Menschen, Biere, Sensationen!


Die Disco bekommt Konkurrenz. Anders gesagt: Sie zieht um ins Zelt. Was im vergangenen Sommer schon in einigen Großstädten erfolgreich anlief, verspricht in diesem Jahr der Renner zu werden: Ein rundes Dutzend zweckentfremdeter Zirkuszelte lockt mit Konzerten, Shows, Disco-Nächten und einem exotischen Ambiente, das die etablierte Konkurrenz nicht bieten kann. Für das leibliche Wohl ist natürlich auch gesorgt. Denn die Zelt-Gastronomen haben schnell erkannt, daß sie mit ihrer mobilen Disco auf eine ausgewachsene Goldader gestoßen sind. ME/ Sounds sprach mit den Machern und stellt auch die wichtigsten Zelte vor.

Nach Berlin, Hamburg und Köln steht „Die Macht der Nacht“ (o.) in diesem Sommer in München. Der „Musikzirkus“ (r.) hat in Hannover sein Quartier, das „Tempodrom“ (im Foto Besitzerin Irene Mössinger) gilt schon seit Jahren als Berliner Institution, das Oberhausener „Blue Moon“ (rechts außen) ist ein Publikumsmagnet im Ruhrgebiet.

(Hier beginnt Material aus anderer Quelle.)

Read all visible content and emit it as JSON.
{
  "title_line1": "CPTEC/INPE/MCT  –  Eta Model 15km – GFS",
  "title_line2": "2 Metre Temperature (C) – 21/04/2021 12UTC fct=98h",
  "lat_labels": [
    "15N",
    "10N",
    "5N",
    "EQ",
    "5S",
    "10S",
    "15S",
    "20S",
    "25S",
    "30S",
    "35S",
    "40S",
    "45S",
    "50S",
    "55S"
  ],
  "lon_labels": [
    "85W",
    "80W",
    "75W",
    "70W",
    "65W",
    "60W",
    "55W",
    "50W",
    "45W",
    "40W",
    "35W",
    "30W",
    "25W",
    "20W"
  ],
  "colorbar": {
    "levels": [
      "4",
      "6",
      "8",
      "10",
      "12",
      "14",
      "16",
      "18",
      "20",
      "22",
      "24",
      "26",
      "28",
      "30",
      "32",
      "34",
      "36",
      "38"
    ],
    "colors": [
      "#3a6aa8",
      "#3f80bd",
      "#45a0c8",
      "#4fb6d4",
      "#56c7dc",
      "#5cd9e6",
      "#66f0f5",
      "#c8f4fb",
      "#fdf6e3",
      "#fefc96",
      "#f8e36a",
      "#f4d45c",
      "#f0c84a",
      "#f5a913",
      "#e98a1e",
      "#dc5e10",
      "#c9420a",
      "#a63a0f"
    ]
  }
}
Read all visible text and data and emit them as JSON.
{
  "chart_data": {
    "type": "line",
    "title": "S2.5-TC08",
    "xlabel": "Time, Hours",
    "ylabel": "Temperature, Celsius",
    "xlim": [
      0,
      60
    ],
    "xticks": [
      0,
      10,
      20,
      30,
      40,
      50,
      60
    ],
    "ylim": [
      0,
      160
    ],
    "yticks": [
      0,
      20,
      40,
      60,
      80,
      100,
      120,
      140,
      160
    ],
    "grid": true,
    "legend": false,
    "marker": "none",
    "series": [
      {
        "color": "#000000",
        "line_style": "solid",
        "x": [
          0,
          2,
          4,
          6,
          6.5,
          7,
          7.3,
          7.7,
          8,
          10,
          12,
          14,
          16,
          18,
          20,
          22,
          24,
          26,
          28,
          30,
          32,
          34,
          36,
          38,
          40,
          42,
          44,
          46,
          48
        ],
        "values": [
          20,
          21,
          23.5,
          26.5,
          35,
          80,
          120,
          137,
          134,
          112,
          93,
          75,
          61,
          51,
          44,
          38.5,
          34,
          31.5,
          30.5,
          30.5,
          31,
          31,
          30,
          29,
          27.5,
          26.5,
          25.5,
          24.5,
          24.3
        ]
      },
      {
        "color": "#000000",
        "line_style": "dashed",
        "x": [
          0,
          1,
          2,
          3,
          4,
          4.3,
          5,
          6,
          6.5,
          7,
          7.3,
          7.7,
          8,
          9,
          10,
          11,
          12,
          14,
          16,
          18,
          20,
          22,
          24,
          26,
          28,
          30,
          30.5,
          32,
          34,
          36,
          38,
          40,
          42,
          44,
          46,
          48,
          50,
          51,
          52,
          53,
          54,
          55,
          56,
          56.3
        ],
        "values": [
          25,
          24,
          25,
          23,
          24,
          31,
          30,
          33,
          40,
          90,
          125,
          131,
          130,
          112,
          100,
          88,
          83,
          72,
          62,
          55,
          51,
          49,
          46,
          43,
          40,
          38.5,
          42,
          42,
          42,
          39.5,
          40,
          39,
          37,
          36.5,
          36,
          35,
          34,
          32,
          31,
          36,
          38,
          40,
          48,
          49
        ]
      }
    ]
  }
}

Die Disco als Aflenzirkus im Vergnügungspark des Schlaraffenlands. Demnächst auch in deiner Stadt!

Kein Zweifel: Es geht voran! Auf dem deutschen Tanzboden tut sich was. Die Unterhaltungs-Gastronomie scheint aufgewacht. „Der eigentliche Durchbruch.ist in diesem Jahr zu erwarten. Wer jetzt plant, kann noch mitverdienen“, ermutigt das Fachblatt „Die Geschäftsidee“ in einem großen Feature über das zukunftsweisende Unternehmenskonzept „Musikzirkus“.

Ganz ähnlich äußert sich Manfred P. Groneck, Verleger des Branchenblatts „Disco Forum“: „Den Musikzirkus-Betreibern muß man bescheinigen, mit Strandbars am Pool, Cocktailkäfigen. Ochsen vom Grill, Biergärten und Creperien einfach bessere Ideen zu haben als die örtliche ansässige, etablierte Disco-Szene. Die Entwicklung der letzten Monate gibt dem Konzept recht. „

Wenn der Zirkus kommt, bekommen die stationären Tanzdielen das Zittern. Wie zur Zeit in München, wo „Die Macht der Nacht“ ihre Zelte aufgeschlagen hat und für die überfällige Bereicherung des sonst eher tristen Nachtlebens der Bayern-Metropole sorgt.

Das Großraum-Rund für 3.500 Tanzwütige war bereits die Night-Life-Attraktion in Köln, Hamburg und Berlin; an Spitzen-Tagen vergnügten sich bis zu 10.000 Besucher anscheinend besser als anderswo. – Musik-Zirkus-Betreiber und Ex-Roncalli-Mann Rainer Wengenroth bringt sein Erfolgsrezept auf den simplen Nenner „Event-Disco“. Oder anders gesagt: „Der Disco-Besuch muß ein Erlebnis sein.“ „Die Geschäftsidee“ hat für das zugkräftige Konzept sogar schon einen Namen: „Erlebnis-Gastronomie“.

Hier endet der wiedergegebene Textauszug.